Données Personnelles, surveillance et transparence : qui paiera quand ?
Que penser de la croisade des nouveaux Chevaliers Blancs de l’internet, Mozilla, Amazon, Google et Fox News, solidaires comme les 4 mousquetaires, avec leur confrère Microsoft engagé contre une loi du département de la justice américaine concernant l’accès à nos données personnelles ?
Ces dernières semaines, nous avons vu l’information se répercuter de sites en blogs (*) sans que pour autant n’émerge une analyse critique de cette situation inédite.
Bien au contraire, le fait dominant rapporté tient dans une phrase sibylline reprise en boucle « C’est la preuve qu’une fois de plus ces géants de l’internet font front ensemble pour défendre directement la sécurité des données de leurs utilisateurs et tout aussi directement leur confiance. »
De quoi s’agit-il exactement ?
Reprenons du début pour analyser dans quel contexte international et particulièrement celui du droit Européen s’inscrit cette démarche.
Quelle est son impact sur le sujet central : les moyens de protections et d’accès à nos données personnelles versus le droit d’investigation des autorités publiques pour des motifs de sécurité, de lutte contre la fraude fiscale, etc.

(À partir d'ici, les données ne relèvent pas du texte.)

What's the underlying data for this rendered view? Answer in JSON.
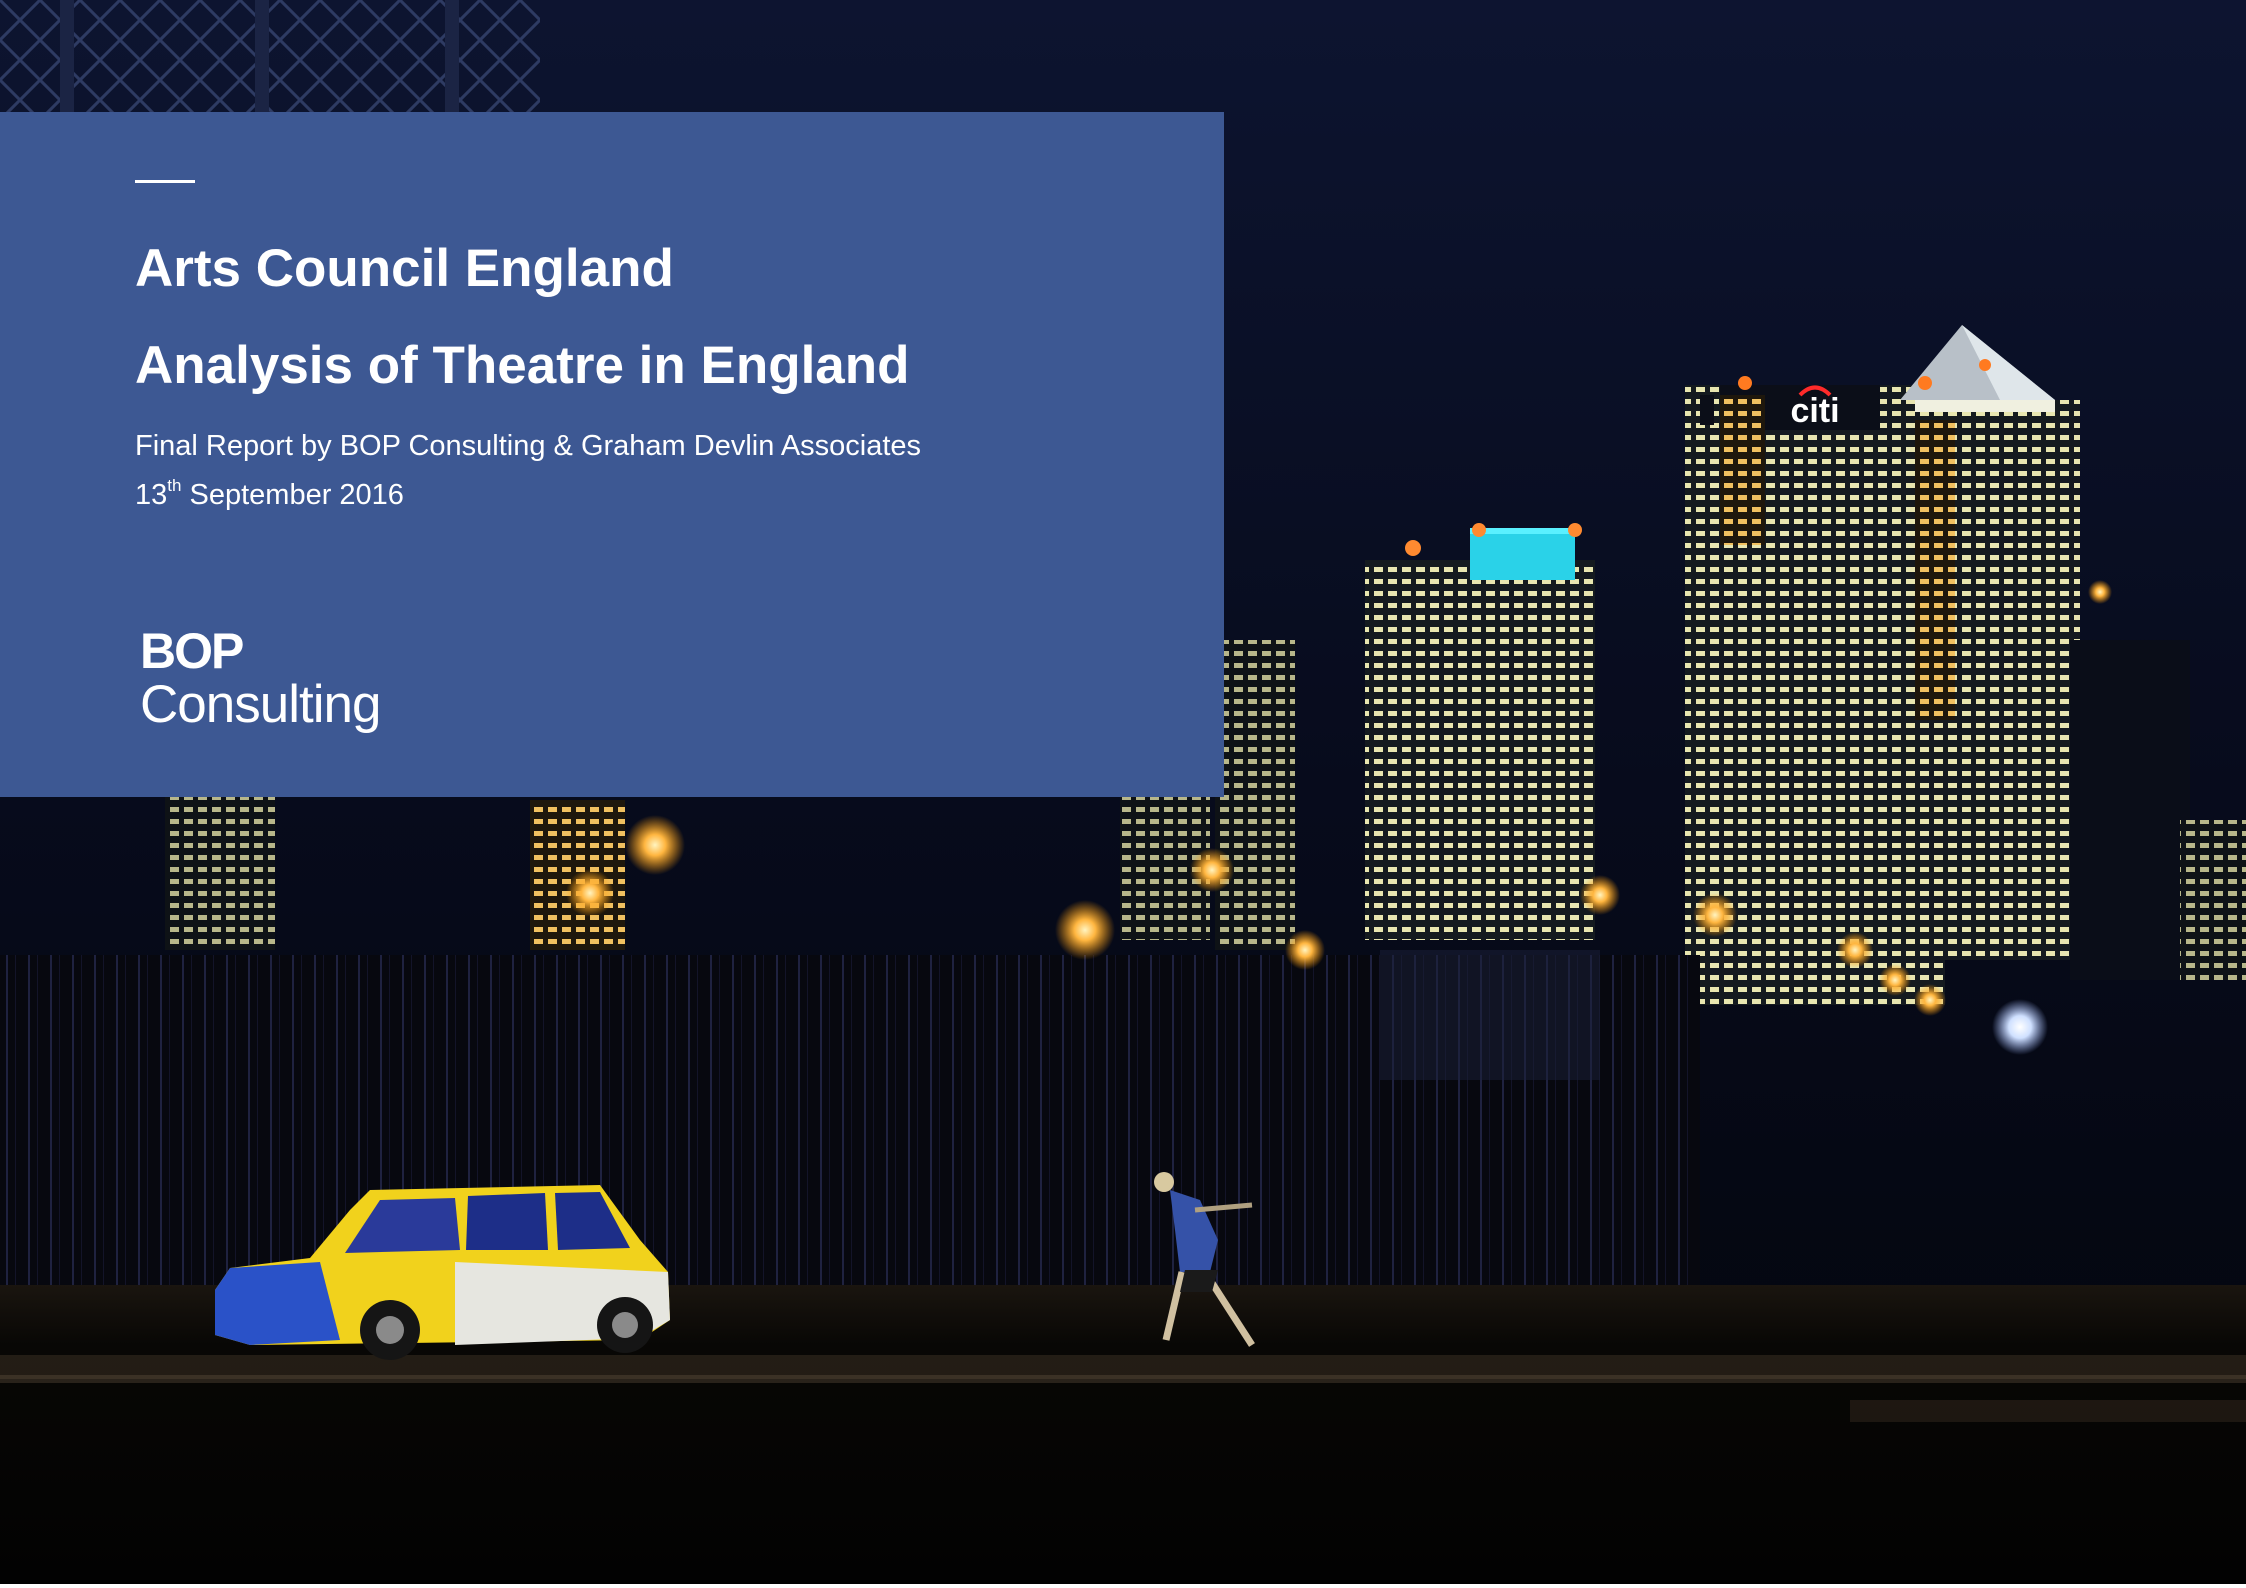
{
  "cover": {
    "title_line_1": "Arts Council England",
    "title_line_2": "Analysis of Theatre in England",
    "subtitle": "Final Report by BOP Consulting & Graham Devlin Associates",
    "date_day": "13",
    "date_suffix": "th",
    "date_rest": " September 2016"
  },
  "logo": {
    "line_1": "BOP",
    "line_2": "Consulting"
  },
  "photo": {
    "building_sign": "citi"
  },
  "colors": {
    "panel": "#3d5893",
    "text": "#ffffff",
    "night_sky": "#05070f"
  }
}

Les multinationales d’internet se présentent donc sans complexe comme les garants de notre intimité, pour ne pas dire comme le dernier rempart contre la dictature des Etats qui – nous le savons depuis Big Brother – ne rêvent toutes qu’au moyen d’augmenter la surveillance de masse et les moyens de suivi de l’activité des citoyens. Nonobstant l’aspect économique, le rêve de ces firmes n’est pas très différent, il suffit de remplacer « citoyen » par « utilisateur » dans la phrase précédente pour s’en rendre compte.

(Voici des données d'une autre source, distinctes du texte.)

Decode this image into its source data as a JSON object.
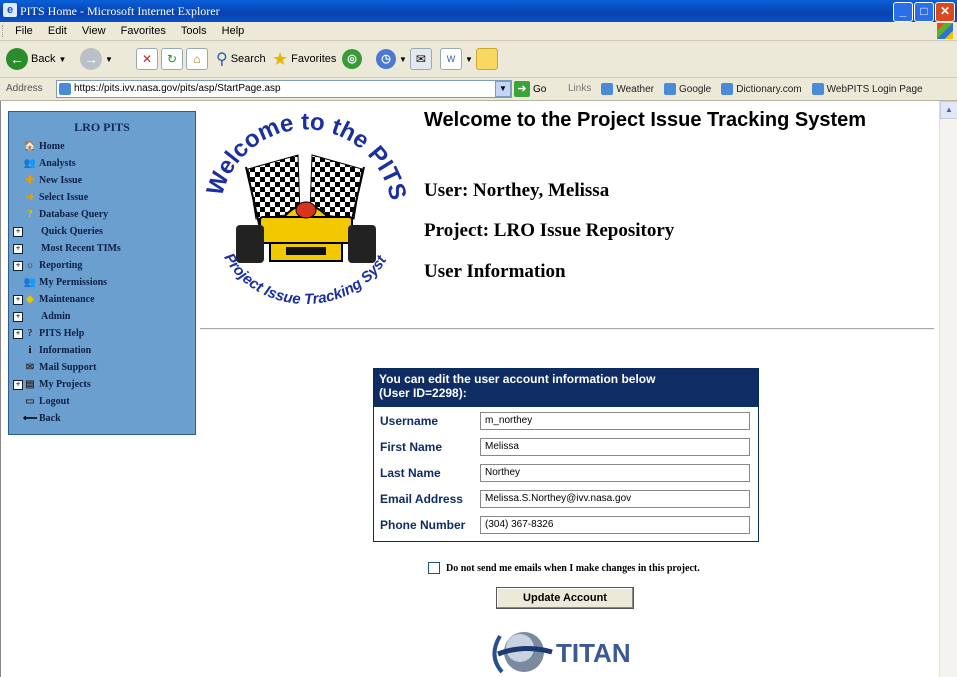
{
  "window": {
    "title": "PITS Home - Microsoft Internet Explorer"
  },
  "menu": [
    "File",
    "Edit",
    "View",
    "Favorites",
    "Tools",
    "Help"
  ],
  "toolbar": {
    "back_label": "Back",
    "search_label": "Search",
    "favorites_label": "Favorites"
  },
  "address": {
    "label": "Address",
    "url": "https://pits.ivv.nasa.gov/pits/asp/StartPage.asp",
    "go_label": "Go",
    "links_label": "Links"
  },
  "links": [
    "Weather",
    "Google",
    "Dictionary.com",
    "WebPITS Login Page"
  ],
  "sidebar": {
    "title": "LRO PITS",
    "items": [
      {
        "label": "Home",
        "expand": false,
        "icon": "home-icon"
      },
      {
        "label": "Analysts",
        "expand": false,
        "icon": "people-icon"
      },
      {
        "label": "New Issue",
        "expand": false,
        "icon": "new-issue-icon"
      },
      {
        "label": "Select Issue",
        "expand": false,
        "icon": "select-issue-icon"
      },
      {
        "label": "Database Query",
        "expand": false,
        "icon": "query-icon"
      },
      {
        "label": "Quick Queries",
        "expand": true,
        "icon": ""
      },
      {
        "label": "Most Recent TIMs",
        "expand": true,
        "icon": ""
      },
      {
        "label": "Reporting",
        "expand": true,
        "icon": "reporting-icon"
      },
      {
        "label": "My Permissions",
        "expand": false,
        "icon": "people-icon"
      },
      {
        "label": "Maintenance",
        "expand": true,
        "icon": "maintenance-icon"
      },
      {
        "label": "Admin",
        "expand": true,
        "icon": ""
      },
      {
        "label": "PITS Help",
        "expand": true,
        "icon": "help-icon"
      },
      {
        "label": "Information",
        "expand": false,
        "icon": "info-icon"
      },
      {
        "label": "Mail Support",
        "expand": false,
        "icon": "mail-icon"
      },
      {
        "label": "My Projects",
        "expand": true,
        "icon": "projects-icon"
      },
      {
        "label": "Logout",
        "expand": false,
        "icon": "logout-icon"
      },
      {
        "label": "Back",
        "expand": false,
        "icon": "back-arrow-icon"
      }
    ]
  },
  "logo": {
    "top_text": "Welcome to the PITS!",
    "bottom_text": "Project Issue Tracking System"
  },
  "main": {
    "title": "Welcome to the Project Issue Tracking System",
    "user_line": "User: Northey, Melissa",
    "project_line": "Project: LRO Issue Repository",
    "section_title": "User Information"
  },
  "form": {
    "header_line1": "You can edit the user account information below",
    "header_line2": "(User ID=2298):",
    "fields": [
      {
        "label": "Username",
        "value": "m_northey"
      },
      {
        "label": "First Name",
        "value": "Melissa"
      },
      {
        "label": "Last Name",
        "value": "Northey"
      },
      {
        "label": "Email Address",
        "value": "Melissa.S.Northey@ivv.nasa.gov"
      },
      {
        "label": "Phone Number",
        "value": "(304) 367-8326"
      }
    ],
    "checkbox_label": "Do not send me emails when I make changes in this project.",
    "checkbox_checked": false,
    "update_button": "Update Account"
  },
  "footer_logo": "TITAN",
  "colors": {
    "sidebar_bg": "#6b9fcf",
    "form_header_bg": "#0f2d63",
    "titlebar": "#0842b0"
  }
}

Tout cela semble risible de simplicité mais pourtant ça marche ! Et du point de vue de la stratégie marketing de ces marques, le bénéfice apparaît incroyable : elles qui se trouvent au cœur de maintes affaires concernant l’usage qu’elles font déjà de nos données à caractère personnel sans notre consentement réel, s’en vont nous convaincre que l’ennemi est ailleurs, c’est-à-dire au cœur même de nos gouvernements.

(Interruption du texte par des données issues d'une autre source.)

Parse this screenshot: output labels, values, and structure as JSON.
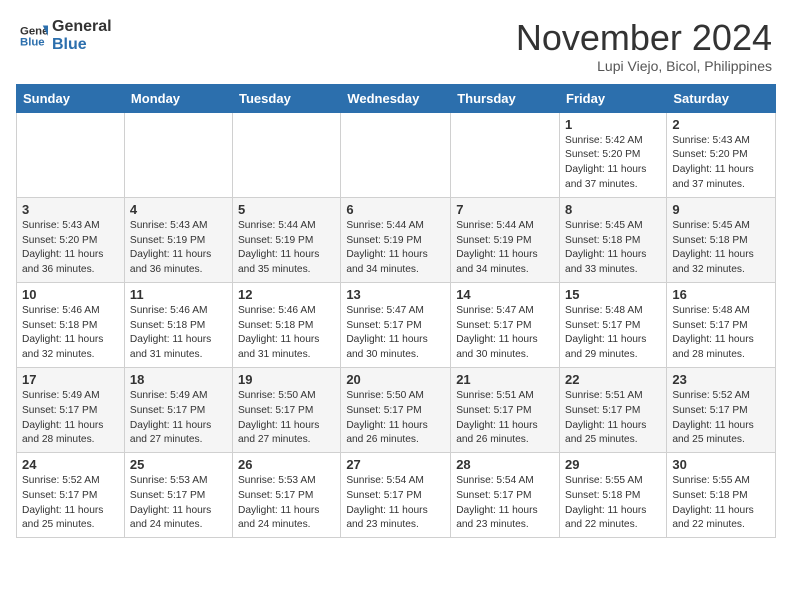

Des institutions qui rappelons-le sont globalement engagées dans des démarches visant à contraindre ces mêmes entreprises à plus de transparence et à l’adoption de meilleures pratiques en matière de droits d’accès et de droits d’usage.
Cette croisade n’est donc pas un hasard.
Comme toujours, la vérité est ailleurs.
Car à y regarder de plus près, la demande en question ne remet nullement en question le droit des gouvernements à pratiquer des recherches ou des écoutes sur les activités des citoyens … Et des entreprises !
Mais elle cherche à promouvoir l’idée qu’après un « certain délai » de surveillance ou d’accès aux données (ce qui n’est pas exactement la même chose et interpelle plutôt les intérêts du cryptage et du stockage) il serait normal d’informer le « citoyen-entreprise » de ce qu’il/elle a fait l’objet d’un contrôle.
Autrement dit, rien d’un véritable bras de fer dans ce que l’on nous présente puisque rien n’est dit sur ces fameux « délais » de latence entre la surveillance proprement dite, ce sur quoi elle porte, et l’information a posteriori de l’utilisateur.
Notons par ailleurs, que cette requête n’interpelle que le droit constitutionnel américain en vertu de l’application d’un article du 4ème amendement et reste donc circonscrit aux droits du citoyen américain (Ce genre de procédure n’est possible qu’aux Etats-Unis où la loi reste limitée à ce que permet l’intouchable Constitution et ses interprétations au pied de la lettre)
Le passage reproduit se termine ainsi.